Section 08: Loop & Range

Context: J3 showed tail-recursive gcd compiles to invoke instead of a loop — stack overflow risk for large inputs. J7 showed range 1..=n creates a 4-field struct then immediately destructures it — the struct serves no purpose. J7 also showed duplicate i + 1 computation and dead phi nodes at loop exit.


08.1 Fix M4 — Tail Call Optimization

Journey: J3 | Severity: MEDIUM File(s): compiler/ori_llvm/src/codegen/ (function call emission)

gcd(b, a%b) is in tail position but compiles to invoke — no tail call annotation, no loop transformation.

Fix options:

  • (a) musttail annotation — LLVM will optimize the call to a jump. Simple but only works for self-recursion.
  • (b) Loop transformation — Detect tail-recursive calls and compile them as loops directly. More robust.
  • (c) Defer to LLVM — LLVM’s tail call optimization pass handles simple cases with -O2. But -O0 (debug) doesn’t optimize.

Note: This is an optimization, not a correctness fix. Defer if higher-priority work remains.

  • Assess: does LLVM’s -O2 handle gcd’s tail recursion? — YES: O2 converts call fastcc @_ori_gcd to loop with phi nodes, adds norecurse nosync nounwind
  • No codegen change needed — LLVM handles it
  • Verify: gcd(48, 18) returns 6 ✓

08.2 Fix L5 — Range Struct Materialization

Journey: J7 | Severity: LOW File(s): compiler/ori_llvm/src/codegen/ (range/for..in codegen)

Range 1..=n creates { i64, i64, i64, i64 } (start, end, step, current) via 3 insertvalue, then immediately extracts all fields via 3 extractvalue. The struct is dead after extraction.

  • Assess: LLVM O2 completely eliminates the range struct — insertvalue/extractvalue round-trip optimized away, constants propagated directly into phi nodes
  • No codegen change needed

08.3 Fix L6 — Duplicate Computation in Loops

Journey: J7 | Severity: LOW

sum_loop computes i + 1 twice — once for total += i + 1 and once for i += 1. LLVM CSE eliminates this.

  • Assess: LLVM CSE eliminates duplicate computation at O2 — no codegen change needed

08.4 Fix L7 — Dead Phi Values at Loop Exit

Journey: J7 (confirmed J10) | Severity: LOW

Loop exit blocks have phi nodes for variables that are never used after the loop. sum_loop’s exit has 3 phis but only 1 is used (total).

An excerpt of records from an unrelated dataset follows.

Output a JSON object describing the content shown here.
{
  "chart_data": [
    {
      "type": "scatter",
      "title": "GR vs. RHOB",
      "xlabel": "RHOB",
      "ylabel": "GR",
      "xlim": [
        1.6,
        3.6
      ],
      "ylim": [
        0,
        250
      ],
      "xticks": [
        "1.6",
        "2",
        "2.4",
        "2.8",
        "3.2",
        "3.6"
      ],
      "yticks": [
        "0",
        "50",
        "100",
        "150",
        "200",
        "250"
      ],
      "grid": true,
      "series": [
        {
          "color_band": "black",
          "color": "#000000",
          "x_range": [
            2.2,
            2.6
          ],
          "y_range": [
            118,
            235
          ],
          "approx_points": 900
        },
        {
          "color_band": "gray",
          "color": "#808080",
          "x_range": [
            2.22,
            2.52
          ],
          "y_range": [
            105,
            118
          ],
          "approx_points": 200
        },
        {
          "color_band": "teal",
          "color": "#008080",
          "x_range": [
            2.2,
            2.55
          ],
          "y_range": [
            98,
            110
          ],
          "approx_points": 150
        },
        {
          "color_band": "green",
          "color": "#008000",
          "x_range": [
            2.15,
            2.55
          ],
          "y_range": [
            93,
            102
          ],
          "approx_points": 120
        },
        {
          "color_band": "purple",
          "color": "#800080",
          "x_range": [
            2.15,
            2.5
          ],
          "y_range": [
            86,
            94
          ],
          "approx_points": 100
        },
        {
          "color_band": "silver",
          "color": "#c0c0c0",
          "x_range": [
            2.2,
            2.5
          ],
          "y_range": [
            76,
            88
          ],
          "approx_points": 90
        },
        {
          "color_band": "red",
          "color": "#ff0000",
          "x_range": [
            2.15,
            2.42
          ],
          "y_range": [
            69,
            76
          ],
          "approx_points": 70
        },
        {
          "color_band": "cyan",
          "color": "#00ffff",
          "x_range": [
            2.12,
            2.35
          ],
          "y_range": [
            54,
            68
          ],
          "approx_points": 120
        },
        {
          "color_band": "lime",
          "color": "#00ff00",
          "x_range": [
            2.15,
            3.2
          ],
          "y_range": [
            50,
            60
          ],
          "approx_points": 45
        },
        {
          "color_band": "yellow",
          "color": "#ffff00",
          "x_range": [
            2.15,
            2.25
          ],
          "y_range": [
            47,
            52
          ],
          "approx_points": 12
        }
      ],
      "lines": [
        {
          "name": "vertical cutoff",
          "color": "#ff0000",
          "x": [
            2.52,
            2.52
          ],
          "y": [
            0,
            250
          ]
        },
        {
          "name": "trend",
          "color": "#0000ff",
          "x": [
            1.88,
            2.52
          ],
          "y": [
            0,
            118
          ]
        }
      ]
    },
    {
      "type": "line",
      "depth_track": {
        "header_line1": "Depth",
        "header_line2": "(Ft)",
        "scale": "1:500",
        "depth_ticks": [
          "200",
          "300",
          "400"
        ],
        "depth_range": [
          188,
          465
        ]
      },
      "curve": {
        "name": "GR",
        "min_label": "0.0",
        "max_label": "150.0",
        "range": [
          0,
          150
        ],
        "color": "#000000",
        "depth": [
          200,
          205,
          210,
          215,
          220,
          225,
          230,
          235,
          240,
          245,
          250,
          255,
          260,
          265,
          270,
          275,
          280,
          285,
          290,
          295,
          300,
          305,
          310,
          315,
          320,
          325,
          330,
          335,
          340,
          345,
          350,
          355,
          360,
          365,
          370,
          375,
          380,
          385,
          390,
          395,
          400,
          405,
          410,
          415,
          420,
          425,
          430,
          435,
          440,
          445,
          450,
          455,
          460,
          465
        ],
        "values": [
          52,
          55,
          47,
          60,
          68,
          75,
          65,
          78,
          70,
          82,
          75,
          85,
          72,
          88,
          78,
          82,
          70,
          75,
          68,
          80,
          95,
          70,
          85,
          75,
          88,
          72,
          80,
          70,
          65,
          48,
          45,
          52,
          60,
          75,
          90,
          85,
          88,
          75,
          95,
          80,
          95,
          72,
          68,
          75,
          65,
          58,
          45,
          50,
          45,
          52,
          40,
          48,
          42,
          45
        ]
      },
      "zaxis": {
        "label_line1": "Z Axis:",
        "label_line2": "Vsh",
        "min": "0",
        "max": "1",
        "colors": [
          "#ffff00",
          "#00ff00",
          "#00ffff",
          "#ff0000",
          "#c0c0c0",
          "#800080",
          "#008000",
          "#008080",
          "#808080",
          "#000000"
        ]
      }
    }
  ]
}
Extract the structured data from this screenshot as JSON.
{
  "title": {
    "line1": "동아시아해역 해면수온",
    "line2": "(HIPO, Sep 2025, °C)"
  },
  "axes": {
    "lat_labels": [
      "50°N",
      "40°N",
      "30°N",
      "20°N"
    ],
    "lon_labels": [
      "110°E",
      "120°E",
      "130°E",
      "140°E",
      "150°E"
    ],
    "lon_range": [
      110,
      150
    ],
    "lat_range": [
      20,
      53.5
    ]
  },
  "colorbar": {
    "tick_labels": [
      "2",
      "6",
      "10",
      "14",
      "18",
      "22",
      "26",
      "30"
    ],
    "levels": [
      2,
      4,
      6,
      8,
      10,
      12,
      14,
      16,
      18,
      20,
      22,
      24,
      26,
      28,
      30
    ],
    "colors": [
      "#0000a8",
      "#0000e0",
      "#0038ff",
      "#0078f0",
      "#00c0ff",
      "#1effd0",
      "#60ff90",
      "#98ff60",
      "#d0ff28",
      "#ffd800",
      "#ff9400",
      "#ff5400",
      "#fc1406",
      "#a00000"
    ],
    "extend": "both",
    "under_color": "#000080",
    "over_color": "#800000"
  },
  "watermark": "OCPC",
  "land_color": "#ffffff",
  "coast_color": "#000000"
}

  • Assess: LLVM DCE eliminates dead phis at O2 — no codegen change needed

08.5 Completion Checklist

  • Tail call optimization — LLVM O2 converts to loop (no codegen change needed)
  • Range materialization — LLVM SROA eliminates intermediate struct (no codegen change needed)
  • Duplicate computation — LLVM CSE handles it (no codegen change needed)
  • Dead phis — LLVM DCE handles it (no codegen change needed)
  • No test-all.sh needed (no codegen changes made)

Exit Criteria: All 4 items confirmed handled by LLVM O2 via opt-21 -O2 -S analysis. Journey 3 and 7 produce correct results.